I can imagine the good fathers' chagrin if they are aware to-day of how things have gone on in their republic. Perhaps they realize that the possibility of exuberance has now become a special privilege. And if they are still as wise as they once were, they will be doubly exasperated by this state of affairs because they will see that it is needless. It has been proved over and over again that modern machinery has removed all real necessity for poverty and overwork. There is enough to go 'round. Under a more democratic system we might have enough of the necessities and reasonable comforts of life to supply each of the hundred million Americans, if every man did no more than a wholesome amount of productive labor in a day and had the rest of his time for constructive leisure and real living.

On the same terms there is likewise enough exuberance to go 'round. The only obstacle to placing it within the reach of all exists in men's minds. Men are still too inert and blindly conservative to stand up together and decree that industry shall be no longer conducted for the inordinate profit of the few, but for the use of the many. Until that day comes, the possibility of exuberance will remain a special privilege.

In the mean while it is too bad that the favored classes do not make more use of this privilege. It is absurd that such large numbers of them are still as far from exuberance as the unprivileged. They keep reducing their overplus of vitality to an under-minus of it by too much work and too foolish play, by plain thinking and high living and the dissipation of maintaining a pace too swift for their as yet unadjusted organisms. They keep their house of life always a little chilly by opening the windows before the furnace has had a chance to take the chill out of the rooms.

If we would bring joy to the masses why not first vitalize the classes? If the latter can be led to develop a fondness for that brimming cup which is theirs for the asking, a long step will be taken toward the possibility of overflowing life for all. The classes will come to realize that, even from a selfish point of view, democracy is desirable; that because man is a social animal, the best-being of the one is inseparable from the best-being of the many; that no one can be perfectly exuberant until all are exuberant. Jean Finot is right: "True happiness is so much the greater and deeper in the proportion that it embraces and unites in a fraternal chain more men, more countries, more worlds."

But the classes may also be moved by instincts less selfish.
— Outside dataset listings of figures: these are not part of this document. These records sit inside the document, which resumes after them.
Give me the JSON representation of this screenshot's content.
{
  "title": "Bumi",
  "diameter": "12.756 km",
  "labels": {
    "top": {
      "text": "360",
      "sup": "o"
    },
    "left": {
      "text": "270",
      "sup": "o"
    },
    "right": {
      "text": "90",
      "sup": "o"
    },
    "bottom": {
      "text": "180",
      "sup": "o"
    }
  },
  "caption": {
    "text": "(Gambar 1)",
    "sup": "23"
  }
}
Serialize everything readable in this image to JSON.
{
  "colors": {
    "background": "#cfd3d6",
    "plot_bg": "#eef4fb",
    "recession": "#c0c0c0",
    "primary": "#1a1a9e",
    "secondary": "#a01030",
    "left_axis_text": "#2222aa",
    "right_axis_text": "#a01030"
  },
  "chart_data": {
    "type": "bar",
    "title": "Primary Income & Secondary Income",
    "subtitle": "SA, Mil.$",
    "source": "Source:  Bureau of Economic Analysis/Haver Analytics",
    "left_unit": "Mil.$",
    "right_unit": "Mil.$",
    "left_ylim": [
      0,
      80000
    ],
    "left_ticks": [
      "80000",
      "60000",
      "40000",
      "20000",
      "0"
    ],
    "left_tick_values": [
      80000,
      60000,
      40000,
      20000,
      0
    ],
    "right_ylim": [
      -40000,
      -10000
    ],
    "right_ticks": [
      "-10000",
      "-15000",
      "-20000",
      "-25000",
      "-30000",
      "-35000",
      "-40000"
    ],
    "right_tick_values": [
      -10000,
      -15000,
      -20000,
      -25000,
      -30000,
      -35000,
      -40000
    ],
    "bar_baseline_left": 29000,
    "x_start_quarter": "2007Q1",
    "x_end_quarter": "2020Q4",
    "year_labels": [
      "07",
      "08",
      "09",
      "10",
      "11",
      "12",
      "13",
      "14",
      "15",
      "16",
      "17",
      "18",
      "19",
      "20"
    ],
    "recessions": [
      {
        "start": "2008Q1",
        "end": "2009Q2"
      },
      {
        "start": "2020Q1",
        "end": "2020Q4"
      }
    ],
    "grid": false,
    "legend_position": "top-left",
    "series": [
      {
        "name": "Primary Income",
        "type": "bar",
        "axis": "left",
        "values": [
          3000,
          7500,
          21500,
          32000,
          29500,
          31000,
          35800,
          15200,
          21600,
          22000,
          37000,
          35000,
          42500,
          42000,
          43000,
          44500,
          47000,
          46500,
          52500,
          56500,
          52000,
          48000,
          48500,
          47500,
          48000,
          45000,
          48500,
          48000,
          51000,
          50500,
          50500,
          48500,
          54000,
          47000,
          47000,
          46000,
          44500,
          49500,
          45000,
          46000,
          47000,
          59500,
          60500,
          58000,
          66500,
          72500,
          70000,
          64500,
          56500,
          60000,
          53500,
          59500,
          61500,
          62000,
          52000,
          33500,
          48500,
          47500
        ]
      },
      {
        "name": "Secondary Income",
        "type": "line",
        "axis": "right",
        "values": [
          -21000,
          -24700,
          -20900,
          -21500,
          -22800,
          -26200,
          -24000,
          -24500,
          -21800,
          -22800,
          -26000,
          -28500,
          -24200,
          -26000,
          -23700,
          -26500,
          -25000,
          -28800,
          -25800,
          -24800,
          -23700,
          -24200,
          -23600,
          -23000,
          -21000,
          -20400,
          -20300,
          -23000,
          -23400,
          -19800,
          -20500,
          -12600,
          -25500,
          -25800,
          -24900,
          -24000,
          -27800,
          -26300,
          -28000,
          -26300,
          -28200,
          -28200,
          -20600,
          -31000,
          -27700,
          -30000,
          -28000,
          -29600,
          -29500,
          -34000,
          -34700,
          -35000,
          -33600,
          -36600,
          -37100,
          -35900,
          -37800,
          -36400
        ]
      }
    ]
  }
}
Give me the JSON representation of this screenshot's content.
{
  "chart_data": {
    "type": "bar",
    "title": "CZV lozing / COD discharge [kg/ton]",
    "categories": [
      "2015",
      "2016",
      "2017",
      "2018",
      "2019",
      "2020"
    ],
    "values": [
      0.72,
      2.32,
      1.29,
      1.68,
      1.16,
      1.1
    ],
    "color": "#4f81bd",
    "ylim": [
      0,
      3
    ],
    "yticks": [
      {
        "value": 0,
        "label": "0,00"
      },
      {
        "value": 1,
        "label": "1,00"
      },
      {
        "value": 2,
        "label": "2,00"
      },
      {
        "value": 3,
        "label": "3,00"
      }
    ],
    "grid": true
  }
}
For the brimming cup has this at least in common with the cup that inebriates: its possessor is usually filled with a generous—if sometimes maudlin—anxiety to have others enjoy his own form of beverage. The present writer is a case in point. His reason for making this book lay in a convivial desire to share with as many as possible the contents of a newly acquired brimming cup. Before getting hold of this cup, the writer would have looked with an indifferent and perhaps hostile eye upon the proposition to make such a blessing generally available. But now he cannot for the life of him see how any one whose body, mind, and spirit are alive and reasonably healthy can help wishing the same jolly good fortune for all mankind.

Horace Traubel records that the aged Walt Whitman was once talking philosophy with some of his friends when an intensely bored youngster slid down from his high chair and remarked to nobody in particular: "There's too much old folk here for me!"

"For me, too," cried the poet with one of his hearty laughs. "We are all of us a good deal older than we need to be, than we think we are. Let's all get young again."